Jakarta - Kota Solo kembali berdenyut dalam irama jazz. Sabtu, 27 September 2025, Pamedan Pura Mangkunegaran menjadi titik temu bagi musisi lintas generasi dan penonton dari berbagai penjuru.
Solo City Jazz edisi ke-13 bukan sekadar festival musik—ia adalah perayaan atmosfer, identitas, dan semangat kota yang terus tumbuh dalam nada-nada yang hangat dan berani.
Dimulai sejak pukul 16.00 WIB, saat mentari mulai merunduk dan udara Solo menjadi lebih bersahabat, UTARA membuka panggung dengan nuansa nostalgia.
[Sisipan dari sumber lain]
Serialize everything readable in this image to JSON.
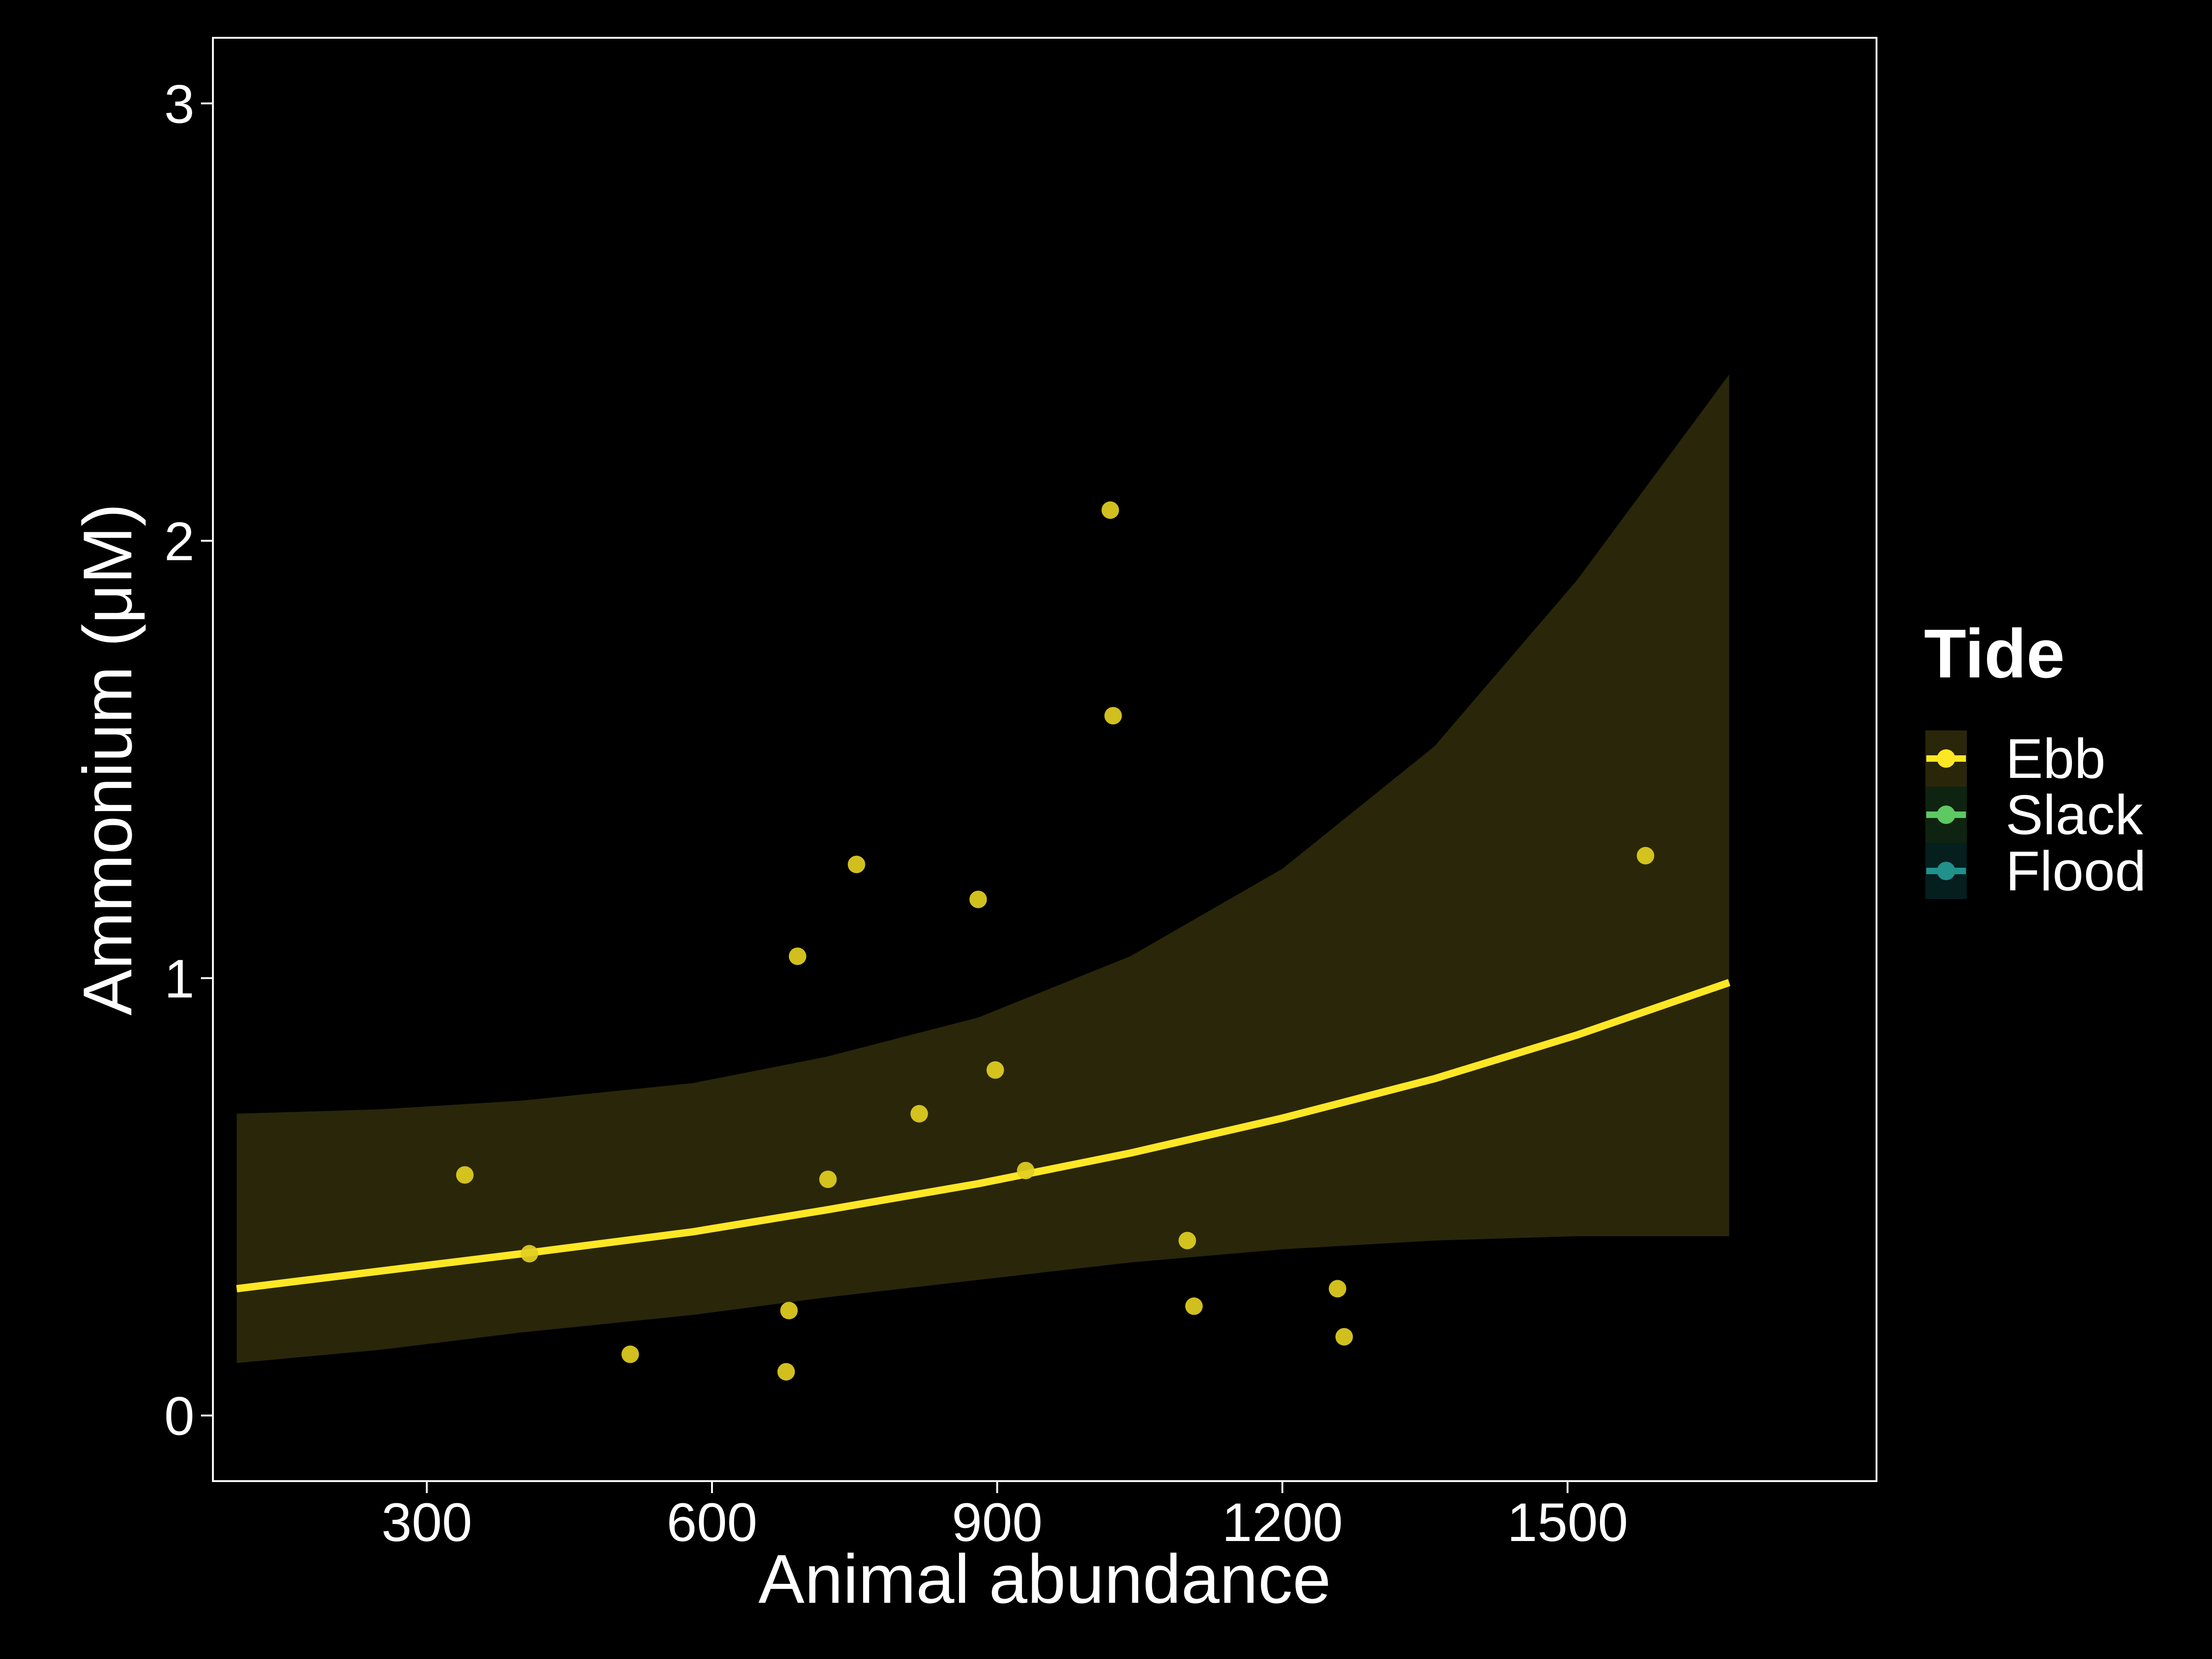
{
  "chart_data": {
    "type": "scatter",
    "xlabel": "Animal abundance",
    "ylabel": "Ammonium (μM)",
    "xlim": [
      75,
      1825
    ],
    "ylim": [
      -0.15,
      3.15
    ],
    "xticks": [
      300,
      600,
      900,
      1200,
      1500
    ],
    "yticks": [
      0,
      1,
      2,
      3
    ],
    "grid": false,
    "legend": {
      "title": "Tide",
      "position": "right",
      "entries": [
        {
          "label": "Ebb",
          "color": "#FDE725"
        },
        {
          "label": "Slack",
          "color": "#5EC962"
        },
        {
          "label": "Flood",
          "color": "#21918C"
        }
      ]
    },
    "series": [
      {
        "name": "Ebb",
        "color": "#FDE725",
        "points": [
          [
            340,
            0.55
          ],
          [
            408,
            0.37
          ],
          [
            514,
            0.14
          ],
          [
            678,
            0.1
          ],
          [
            681,
            0.24
          ],
          [
            690,
            1.05
          ],
          [
            722,
            0.54
          ],
          [
            752,
            1.26
          ],
          [
            818,
            0.69
          ],
          [
            880,
            1.18
          ],
          [
            898,
            0.79
          ],
          [
            930,
            0.56
          ],
          [
            1019,
            2.07
          ],
          [
            1022,
            1.6
          ],
          [
            1100,
            0.4
          ],
          [
            1107,
            0.25
          ],
          [
            1258,
            0.29
          ],
          [
            1265,
            0.18
          ],
          [
            1582,
            1.28
          ]
        ],
        "fit": {
          "x": [
            100,
            250,
            400,
            580,
            720,
            880,
            1040,
            1200,
            1360,
            1510,
            1670
          ],
          "y": [
            0.29,
            0.33,
            0.37,
            0.42,
            0.47,
            0.53,
            0.6,
            0.68,
            0.77,
            0.87,
            0.99
          ],
          "lower": [
            0.12,
            0.15,
            0.19,
            0.23,
            0.27,
            0.31,
            0.35,
            0.38,
            0.4,
            0.41,
            0.41
          ],
          "upper": [
            0.69,
            0.7,
            0.72,
            0.76,
            0.82,
            0.91,
            1.05,
            1.25,
            1.53,
            1.91,
            2.38
          ]
        }
      }
    ]
  }
}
Band asal Solo ini kembali setelah vakum cukup lama, membawakan lagu-lagu seperti Ruang Lain, Lelah Langkahku, dan Hujan di Hatiku yang direkomposisi khusus untuk malam itu.
"Ini bukan sekadar tampil, tapi penanda bahwa kami kembali," ujar Ipul, sang leader.
Aditya Ong Quartet menyusul dengan komposisi yang segar dan penuh eksplorasi. Love, Live and Hope menjadi pembuka, diikuti East, West, CNY Night dan Think, Re-Think, Action. Malam makin matang saat Aditya mengiringi Sandhy Sondoro, yang tampil selepas waktu Maghrib dan Isya.
Sandhy membawakan Anak Jalanan, Dariku Untukmu, Tak Pernah Padam, hingga Malam Biru, mengajak penonton bernyanyi dan larut dalam suasana.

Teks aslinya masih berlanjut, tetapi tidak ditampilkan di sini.